In Niels Arden Oplev’s driving but involved new film version of Larsson’s book, the first in a trilogy, the characters certainly have reason for their unhappiness. The title’s referent girl is Lisbeth Salander (Noomi Rapace) a thin, 24-year-old bisexual, tight-lipped and tightly wound. Looking rather like a forlorn Goth-girl waif, she is in fact an exceptionally accomplished computer hacker whose skills are employed by an investigation firm. She’s also socially phobic damaged goods, although the background to her condition is only gradually revealed.

It’s through a job that Lisbeth becomes interested in the case of Mikael Blomkvist (Michael Nykvist), a crusading leftist journalist. The movie opens with a quick run-through of his plight. He’s been convicted of criminal libel after he published articles about the alleged criminal enterprises of a financial magnate, and belatedly discovered that the evidence he’d been fed was forged. Awaiting the start of his three-month sentence, he agrees to help a wealthy retired industrialist, Henrik Vanger (Sven Bertel Traub), discover what became of his sixteen-year-old niece. She disappeared 40 years ago and is presumed by Vanger to have been murdered. As it happens, the 40-something Blomkvist has a personal connection to the missing woman, one he long ago forgot. (Why Vanger has waited so long for one final effort to pierce this mystery is a question that isn’t addressed, though it seems a reasonable one.)

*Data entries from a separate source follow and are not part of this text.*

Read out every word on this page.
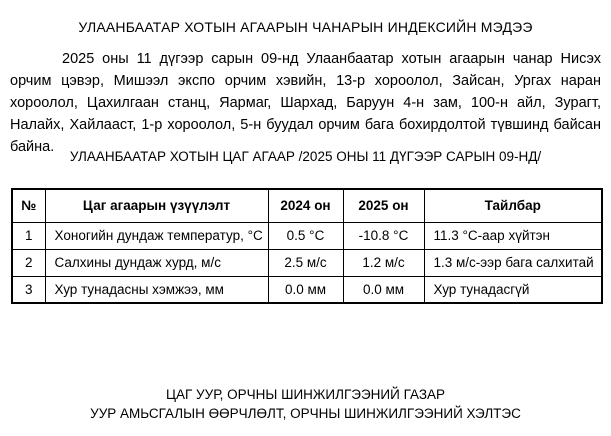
УЛААНБААТАР ХОТЫН АГААРЫН ЧАНАРЫН ИНДЕКСИЙН МЭДЭЭ

2025 оны 11 дүгээр сарын 09-нд Улаанбаатар хотын агаарын чанар Нисэх орчим цэвэр, Мишээл экспо орчим хэвийн, 13-р хороолол, Зайсан, Ургах наран хороолол, Цахилгаан станц, Яармаг, Шархад, Баруун 4-н зам, 100-н айл, Зурагт, Налайх, Хайлааст, 1-р хороолол, 5-н буудал орчим бага бохирдолтой түвшинд байсан байна.

УЛААНБААТАР ХОТЫН ЦАГ АГААР /2025 ОНЫ 11 ДҮГЭЭР САРЫН 09-НД/
№	Цаг агаарын үзүүлэлт	2024 он	2025 он	Тайлбар
1	Хоногийн дундаж температур, °С	0.5 °С	-10.8 °С	11.3 °С-аар хүйтэн
2	Салхины дундаж хурд, м/с	2.5 м/с	1.2 м/с	1.3 м/с-ээр бага салхитай
3	Хур тунадасны хэмжээ, мм	0.0 мм	0.0 мм	Хур тунадасгүй
ЦАГ УУР, ОРЧНЫ ШИНЖИЛГЭЭНИЙ ГАЗАР
УУР АМЬСГАЛЫН ӨӨРЧЛӨЛТ, ОРЧНЫ ШИНЖИЛГЭЭНИЙ ХЭЛТЭС
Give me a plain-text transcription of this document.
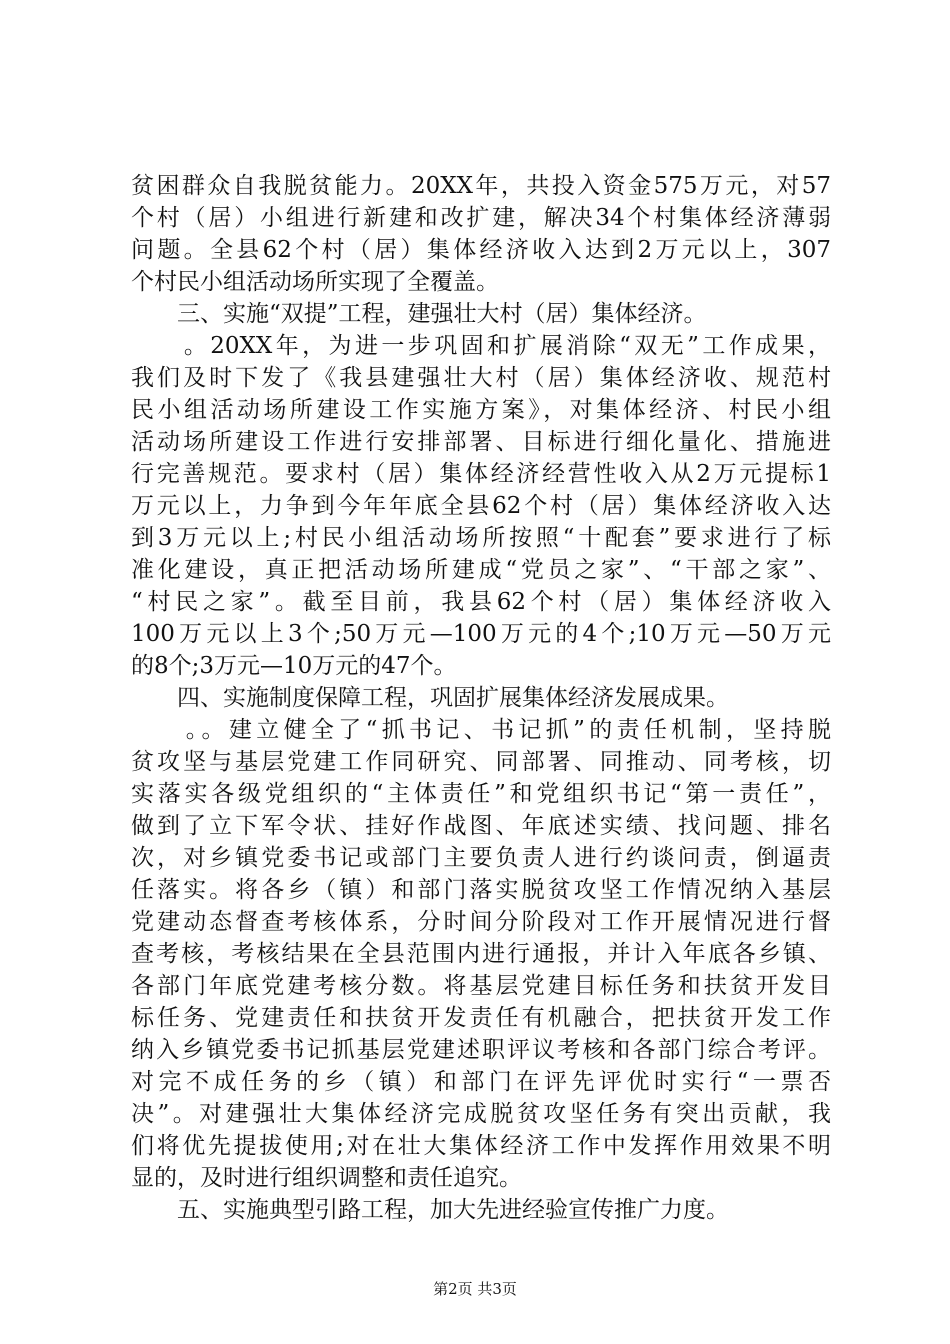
贫困群众自我脱贫能力。20XX年，共投入资金575万元，对57
个村（居）小组进行新建和改扩建，解决34个村集体经济薄弱
问题。全县62个村（居）集体经济收入达到2万元以上，307
个村民小组活动场所实现了全覆盖。
　　三、实施“双提”工程，建强壮大村（居）集体经济。
　　。20XX年，为进一步巩固和扩展消除“双无”工作成果，
我们及时下发了《我县建强壮大村（居）集体经济收、规范村
民小组活动场所建设工作实施方案》，对集体经济、村民小组
活动场所建设工作进行安排部署、目标进行细化量化、措施进
行完善规范。要求村（居）集体经济经营性收入从2万元提标1
万元以上，力争到今年年底全县62个村（居）集体经济收入达
到3万元以上;村民小组活动场所按照“十配套”要求进行了标
准化建设，真正把活动场所建成“党员之家”、“干部之家”、
“村民之家”。截至目前，我县62个村（居）集体经济收入
100万元以上3个;50万元—100万元的4个;10万元—50万元
的8个;3万元—10万元的47个。
　　四、实施制度保障工程，巩固扩展集体经济发展成果。
　　。。建立健全了“抓书记、书记抓”的责任机制，坚持脱
贫攻坚与基层党建工作同研究、同部署、同推动、同考核，切
实落实各级党组织的“主体责任”和党组织书记“第一责任”，
做到了立下军令状、挂好作战图、年底述实绩、找问题、排名
次，对乡镇党委书记或部门主要负责人进行约谈问责，倒逼责
任落实。将各乡（镇）和部门落实脱贫攻坚工作情况纳入基层
党建动态督查考核体系，分时间分阶段对工作开展情况进行督
查考核，考核结果在全县范围内进行通报，并计入年底各乡镇、
各部门年底党建考核分数。将基层党建目标任务和扶贫开发目
标任务、党建责任和扶贫开发责任有机融合，把扶贫开发工作
纳入乡镇党委书记抓基层党建述职评议考核和各部门综合考评。
对完不成任务的乡（镇）和部门在评先评优时实行“一票否
决”。对建强壮大集体经济完成脱贫攻坚任务有突出贡献，我
们将优先提拔使用;对在壮大集体经济工作中发挥作用效果不明
显的，及时进行组织调整和责任追究。
　　五、实施典型引路工程，加大先进经验宣传推广力度。
第2页 共3页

The extended Vanger clan soon proves to have a richly screwy and corrupt provenance, including the affinity of several of them for fascism. When Blomkvist studies photos of the girl taken at a parade on the day she went missing, and discerns a subtly meaningful pattern, we’re somewhere that resembles the studio of the fashion photographs in Michelangelo Antonioni’s existential mystery Blow-Up.

But this movie has less ontological puzzles on its mind. Some critical response has called it a variant of the old closed-room mystery sub-genre because the Vangers live on an island whose only bridge was closed to traffic the day of the disappearance, but Girl is really indirectly descended from the hard-boiled, socially concerned California detective fiction of Raymond Chandler and Ross MacDoland, revved up according to the brute, pulsating, sexually explicit aesthetic standards of our day.

Forming an oddball team, the reporter and the Goth girl develop evidence of a pattern of horrible crimes that preceded the niece’s abrupt departure, and which may be related to it. Lisbeth’s own backstory is related to the stark anti-misogyny theme. (The Swedish title of Larsson’s book is Men Who Hate Women.)

Oplev keeps things propulsive, but despite its two-and-one-half-hour length the movie feels compressed at times. When Blomkvist says, “I haven’t driven since my divorce,” some sort of clarification seems called for, but none is forthcoming.

Technically the movie is expertly put together, its photography and lighting carefully used to enhance mood and plot. Oplev makes it consistently taut and involving, but after it’s over, it doesn’t leave behind the teasing, ambiguous resonance of another film mystery that recently opened locally, Bong Joon-ho’s Mother. Girl’s effects are bigger, blown-up, pulpier. It does provoke enough interest to make us wonder about a possible future collaboration between its two haunted, superficially incompatible sleuths.